In sostanza quando un’azienda non trova il candidato ideale con le competenze richieste è costretta ad assumere, alla fine, persone che non hanno queste competenze. Chi cerca lavoro, invece, accetta qualsiasi mansione pur di avere uno stipendio e molto spesso anche inferiore alle proprie aspettative.

Questo è  in sostanza lo skills mismatch, un concetto molto meno ovvio del semplice ‘skills gap’,  poiché crea l’illusione di un mercato del lavoro funzionante, che porta stabilità economica e sociale. Ma in realtà il prezzo da pagare è pesante”, sottolinea lo studio. Lo skills mismatch si traduce infatti in una perdita di produttività. “I lavoratori poco qualificati sono meno produttivi, e costano di più al datore di lavoro, che deve investire in corsi di formazione in corsa. E anche mantenere lavoratori molto qualificati in ruoli non adatti è controproducente, perché chiederanno sempre aumenti di stipendio e non potranno esprimere tutto il loro potenziale”.

Il mondo del lavoro cambia molto velocemente: sembra che già nel 2022, il 27% dei lavoratori sarà impiegato in mansioni che ancora non esistono. Alcune competenze tecniche diventano obsolete nell’arco di due-cinque anni, mentre nascono nuove professioni che in breve tempo diventano specialistiche.

Il ritmo di questi cambiamenti è così veloce da non poter essere colmato da nessun percorso formativo: i tentativi del sistema educativo di aggiustare in corsa le proposte si stanno rivelando molto faticosi e non sempre efficaci, mentre i tempi necessari per la formazione si stanno allungando e i costi sono sempre più elevati, tanto per le aziende quanto per i singoli lavoratori.

L’impatto dell’Industria 4.0 nei contesti nazionali più avanzati dal punto di vista tecnologico ha già determinato radicali trasformazioni di molteplici aspetti della catena lavorativa, consentendo una crescente digitalizzazione delle filiere produttive, il rinnovamento dei modelli di business e una sempre maggiore integrazione tra ambiente fisico e digitale.
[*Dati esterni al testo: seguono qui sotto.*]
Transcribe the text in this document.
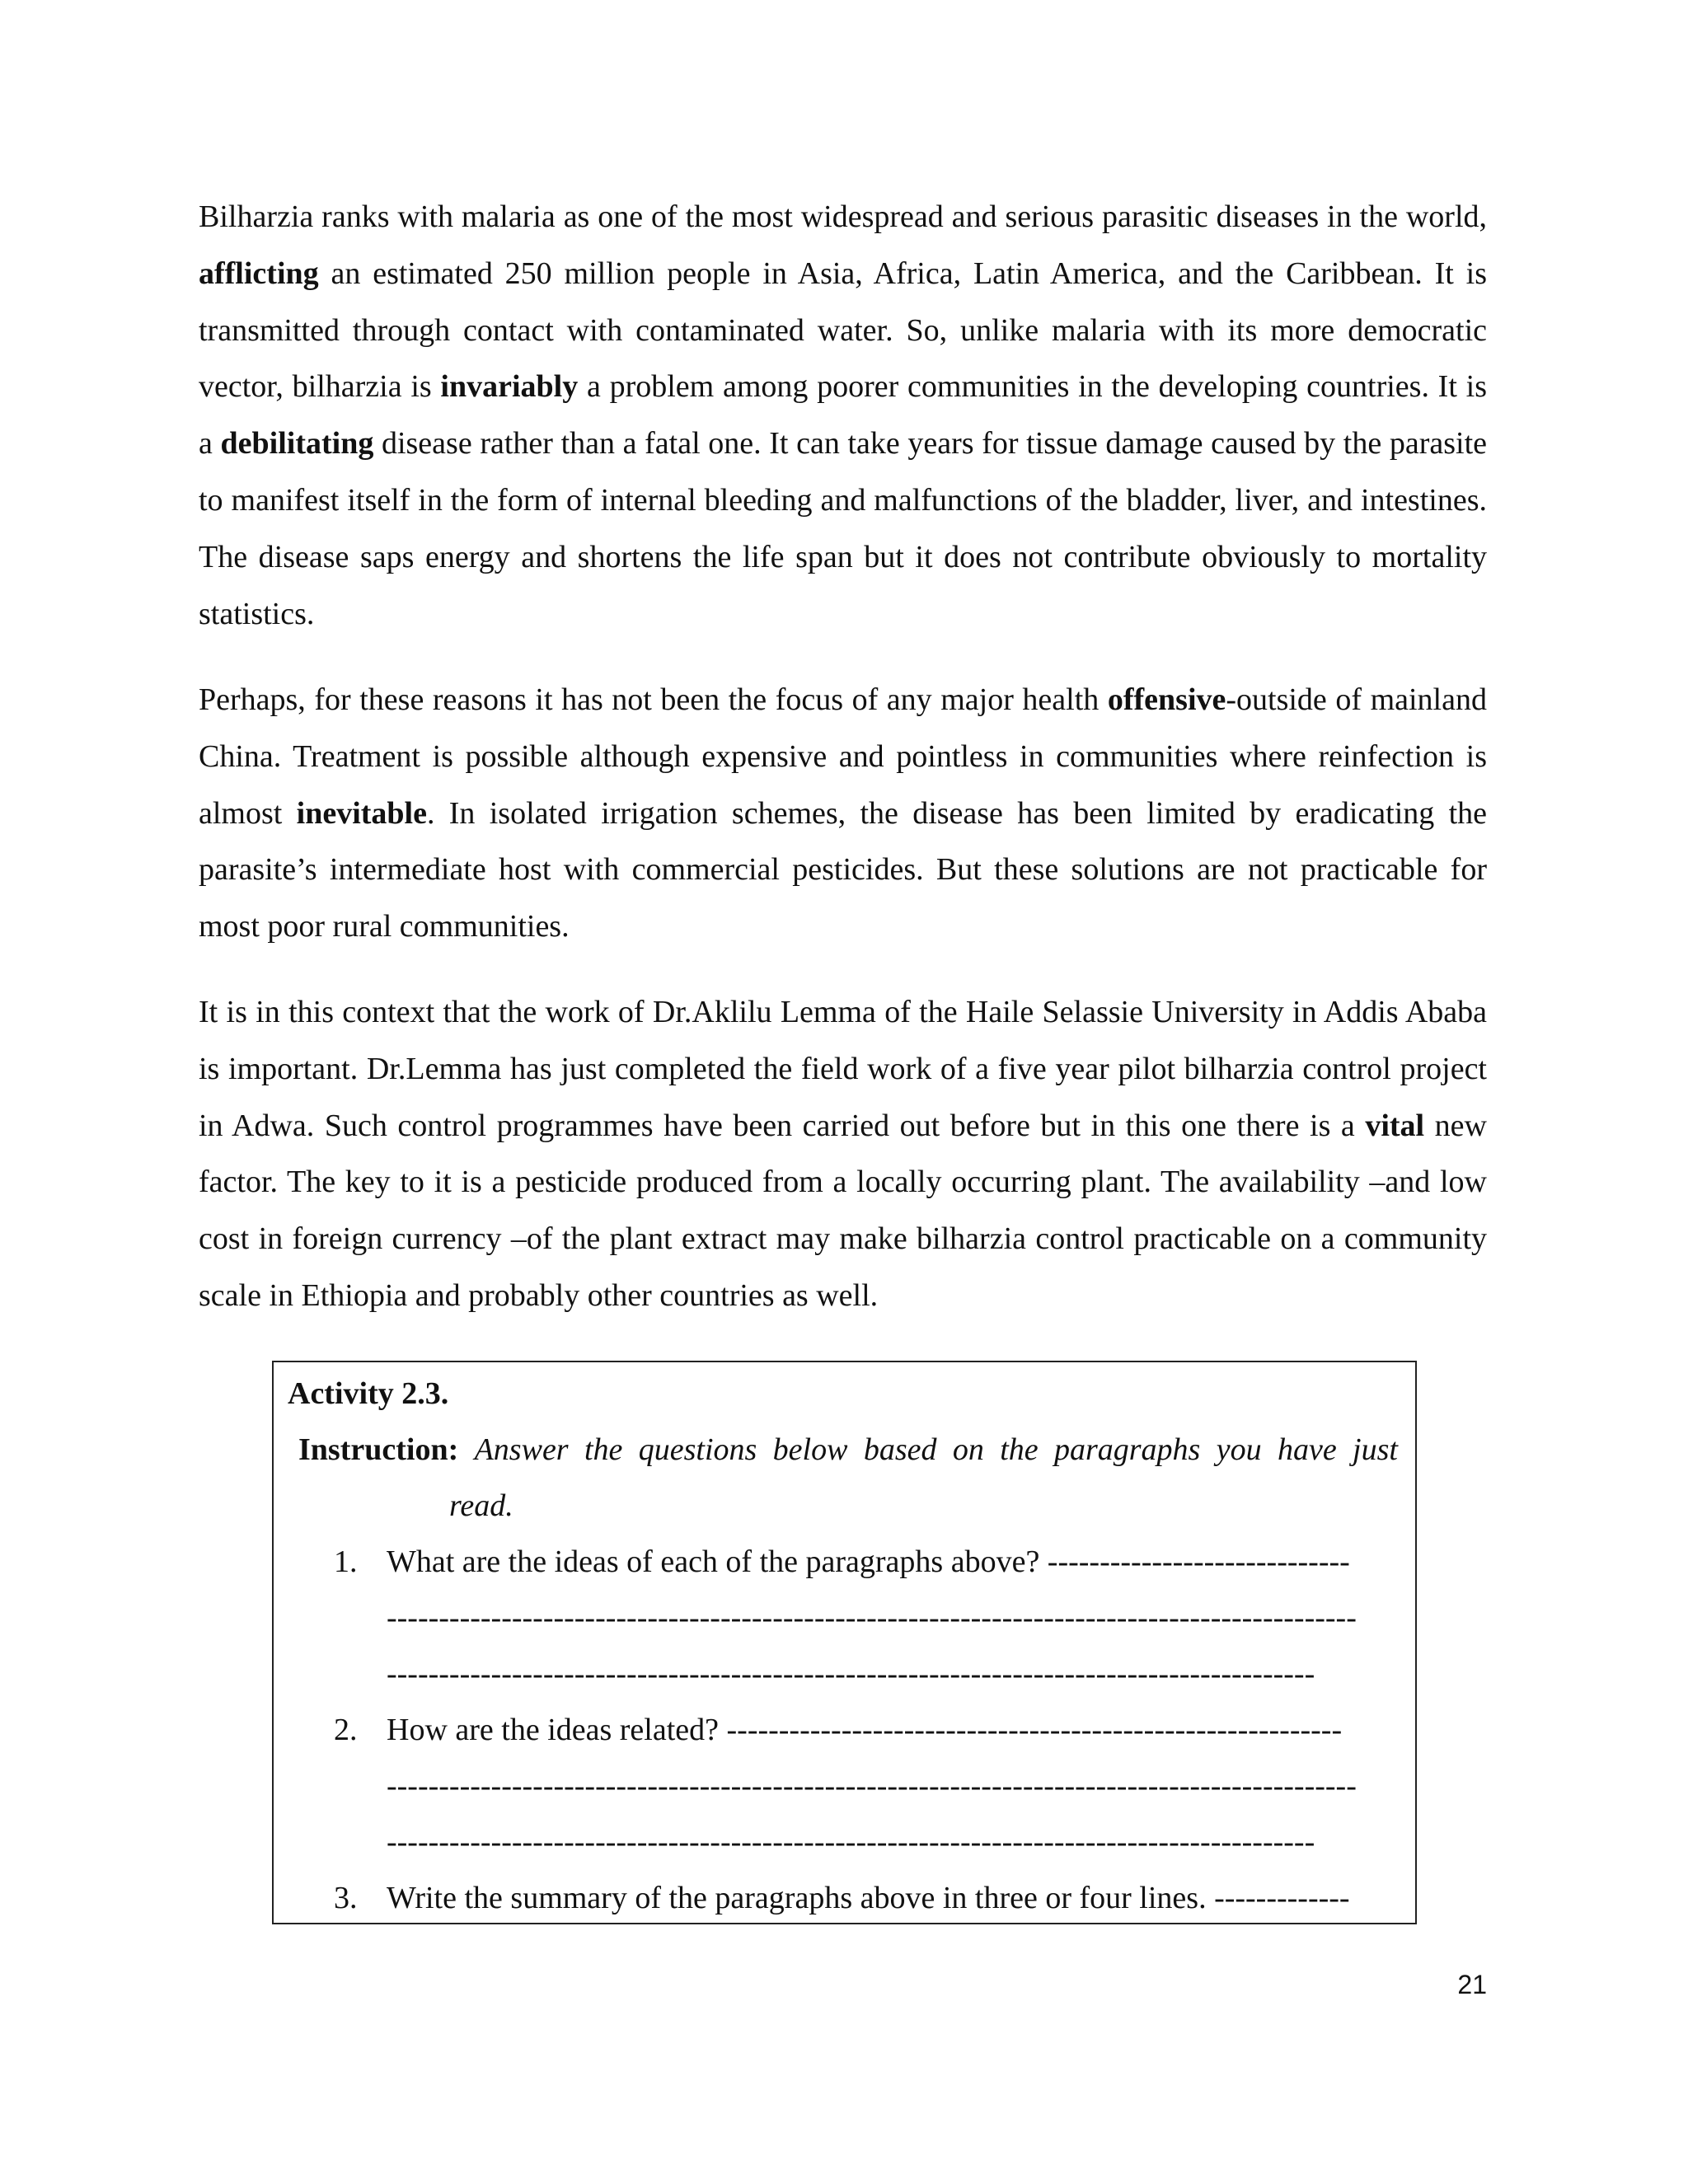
Bilharzia ranks with malaria as one of the most widespread and serious parasitic diseases in the world, afflicting an estimated 250 million people in Asia, Africa, Latin America, and the Caribbean. It is transmitted through contact with contaminated water. So, unlike malaria with its more democratic vector, bilharzia is invariably a problem among poorer communities in the developing countries. It is a debilitating disease rather than a fatal one. It can take years for tissue damage caused by the parasite to manifest itself in the form of internal bleeding and malfunctions of the bladder, liver, and intestines. The disease saps energy and shortens the life span but it does not contribute obviously to mortality statistics.

Perhaps, for these reasons it has not been the focus of any major health offensive-outside of mainland China. Treatment is possible although expensive and pointless in communities where reinfection is almost inevitable. In isolated irrigation schemes, the disease has been limited by eradicating the parasite’s intermediate host with commercial pesticides. But these solutions are not practicable for most poor rural communities.

It is in this context that the work of Dr.Aklilu Lemma of the Haile Selassie University in Addis Ababa is important. Dr.Lemma has just completed the field work of a five year pilot bilharzia control project in Adwa. Such control programmes have been carried out before but in this one there is a vital new factor. The key to it is a pesticide produced from a locally occurring plant. The availability –and low cost in foreign currency –of the plant extract may make bilharzia control practicable on a community scale in Ethiopia and probably other countries as well.

Activity 2.3.
Instruction: Answer the questions below based on the paragraphs you have just
read.
1. What are the ideas of each of the paragraphs above? -----------------------------
---------------------------------------------------------------------------------------------
-----------------------------------------------------------------------------------------
2. How are the ideas related? -----------------------------------------------------------
---------------------------------------------------------------------------------------------
-----------------------------------------------------------------------------------------
3. Write the summary of the paragraphs above in three or four lines. -------------
21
Senza dubbio, le conseguenze più significative di questa trasformazione digitale sono rappresentate dall’esigenza di una modifica nel profilo del lavoratore standard, il quale non può più limitarsi alla semplice applicazione ripetitiva di conoscenze apprese in precedenza, ma è costretto in misura sempre maggiore ad esercitare capacità critiche, creative e riflessive rispetto alle proprie strategie d’azione e ai propri obiettivi, come nei confronti del contesto in cui opera abitualmente. Egli di fatto è chiamato a generare continuamente nuove conoscenze a partire da ciò che ha a disposizione, a diventare più innovatore che semplice produttore.

Se da un lato, quindi, le aziende cercano innovatori ovvero persone capaci di apportare valore all’azienda e non semplicemente di applicare in maniera ripetitiva concetti appresi, dall’altro, la precarietà dei rapporti lavorativi porta queste stesse aziende ad investire sempre meno sui lavoratori che non sono più concepiti come “risorse da valorizzare”. Allo stesso tempo i tradizionali percorsi di formazione sembrano non riuscire a formare professionisti che posseggano le competenze necessarie di cui il mercato ha bisogno.

Le conseguenze di questo skills mismatch aggravate dal fatto che le aziende sono sempre meno intenzionate ad investire sul singolo lavoratore, propio a causa della precarietà dei rapporti lavorativi, portano la formazione professionale completamente a carico del singolo, che deve barcamenarsi per acquisire quelle competenze necessarie che il mercato richiede e reinventarsi continuamente a seconda delle esigenze.